Two areas of Government policy do embrace a social determinants approach much more whole-heartedly than the Government's preventative health agenda. The first is the ‘Closing the Gap’ programs.14 These programs are concerned with improving the early childhood experience, education and employment status of Aboriginal and Torres Strait Islander people and are grounded in a strong awareness of the impact of social determinants of health. The other area is the social inclusion strategy15,16 which is concerned with improving the situation of the 5% most disadvantaged people and considers their housing, employment and education needs.
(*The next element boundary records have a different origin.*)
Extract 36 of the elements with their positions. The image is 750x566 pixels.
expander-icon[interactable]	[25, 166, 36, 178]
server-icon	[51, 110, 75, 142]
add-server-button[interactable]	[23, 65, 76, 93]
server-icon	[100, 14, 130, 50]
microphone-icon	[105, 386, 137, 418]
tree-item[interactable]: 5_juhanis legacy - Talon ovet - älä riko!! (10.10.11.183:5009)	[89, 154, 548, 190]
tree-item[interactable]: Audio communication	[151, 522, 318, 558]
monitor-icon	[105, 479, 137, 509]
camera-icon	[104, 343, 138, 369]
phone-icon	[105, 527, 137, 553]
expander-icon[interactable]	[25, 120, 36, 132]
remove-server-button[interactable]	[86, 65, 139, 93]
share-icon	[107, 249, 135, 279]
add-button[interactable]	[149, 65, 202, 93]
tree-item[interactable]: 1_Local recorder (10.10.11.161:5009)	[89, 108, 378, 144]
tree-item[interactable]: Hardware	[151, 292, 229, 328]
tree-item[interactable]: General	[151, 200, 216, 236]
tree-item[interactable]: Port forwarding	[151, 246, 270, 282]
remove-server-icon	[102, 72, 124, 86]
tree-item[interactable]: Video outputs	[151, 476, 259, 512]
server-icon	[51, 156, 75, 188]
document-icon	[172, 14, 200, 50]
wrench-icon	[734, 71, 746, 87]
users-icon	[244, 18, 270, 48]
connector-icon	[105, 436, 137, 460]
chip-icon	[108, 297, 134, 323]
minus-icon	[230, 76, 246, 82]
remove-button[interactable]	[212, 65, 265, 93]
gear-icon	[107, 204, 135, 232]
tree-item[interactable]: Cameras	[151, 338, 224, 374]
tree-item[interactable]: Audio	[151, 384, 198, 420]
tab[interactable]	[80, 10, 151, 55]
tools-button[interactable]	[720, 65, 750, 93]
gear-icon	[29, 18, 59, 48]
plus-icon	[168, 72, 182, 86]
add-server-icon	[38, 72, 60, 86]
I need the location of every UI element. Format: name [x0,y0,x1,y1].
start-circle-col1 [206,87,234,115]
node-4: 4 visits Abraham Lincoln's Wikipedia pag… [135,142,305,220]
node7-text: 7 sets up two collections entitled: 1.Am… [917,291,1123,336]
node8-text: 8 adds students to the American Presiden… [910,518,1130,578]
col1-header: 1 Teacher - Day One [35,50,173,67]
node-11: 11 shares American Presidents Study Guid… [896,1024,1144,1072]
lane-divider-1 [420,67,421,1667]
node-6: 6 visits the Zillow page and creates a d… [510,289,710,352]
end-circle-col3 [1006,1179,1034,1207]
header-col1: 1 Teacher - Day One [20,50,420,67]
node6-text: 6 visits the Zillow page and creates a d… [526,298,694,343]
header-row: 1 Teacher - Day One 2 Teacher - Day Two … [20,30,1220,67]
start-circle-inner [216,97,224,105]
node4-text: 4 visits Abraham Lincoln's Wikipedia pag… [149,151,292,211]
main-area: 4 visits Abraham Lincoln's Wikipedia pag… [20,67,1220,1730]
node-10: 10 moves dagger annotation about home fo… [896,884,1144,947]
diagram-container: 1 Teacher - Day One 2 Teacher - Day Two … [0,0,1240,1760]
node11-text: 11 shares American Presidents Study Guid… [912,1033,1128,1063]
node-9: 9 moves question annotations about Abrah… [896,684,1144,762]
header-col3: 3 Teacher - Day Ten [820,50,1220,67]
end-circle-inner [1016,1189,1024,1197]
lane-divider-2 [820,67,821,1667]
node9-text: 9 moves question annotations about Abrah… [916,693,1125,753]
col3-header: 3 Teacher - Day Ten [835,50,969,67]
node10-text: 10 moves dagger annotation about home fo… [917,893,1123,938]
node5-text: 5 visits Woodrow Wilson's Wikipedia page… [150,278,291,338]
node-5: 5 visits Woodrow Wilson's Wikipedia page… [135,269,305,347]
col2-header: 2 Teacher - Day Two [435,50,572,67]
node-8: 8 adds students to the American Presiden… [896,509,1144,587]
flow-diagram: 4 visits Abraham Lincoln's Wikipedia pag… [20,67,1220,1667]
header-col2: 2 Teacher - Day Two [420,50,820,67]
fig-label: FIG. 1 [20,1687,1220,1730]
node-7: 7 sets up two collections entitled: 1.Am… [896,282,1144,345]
It is likely that these program areas reflect an understanding of the social determinants of health simply because it is so much harder to ignore or brush aside than when considering the whole population. Hunter et al. coined the term ‘lifestyle drift’ to describe the tendency they observed in English health policy “whereby governments start with a commitment to dealing with the wider social determinants of health but end up instigating narrow lifestyle interventions on individual behaviours, even where action at a governmental level may offer the greater chance of success.”17
The Gillard Labor government has committed $872.1 million over six years (from 2009/10) to establish the Australian National Preventive Health Agency.18 The challenge for this Agency will be to ground its work in the accumulating evidence on the social determinants of health and avoid the lifestyle drift that Hunter et al. warn of.17 Practical ways they could do this would be, firstly, to learn from the agenda of the ‘Closing the Gap’ campaign and the social inclusion agenda and apply these lessons to approaches for the whole population. Secondly, a systematic analysis of the previous work on the social determinants of health, especially the CSDH and its work on inter-sectoral action,19 the UK Marmot Review,20 the implementation of HiAP in Europe21 and in South Australia13 should be conducted to draw specific lessons for Australia. If this were done and the lessons used to inform all government portfolio areas then Eric would find making the healthy choices much easier when unhealthy social and economic structures are swapped for healthy ones.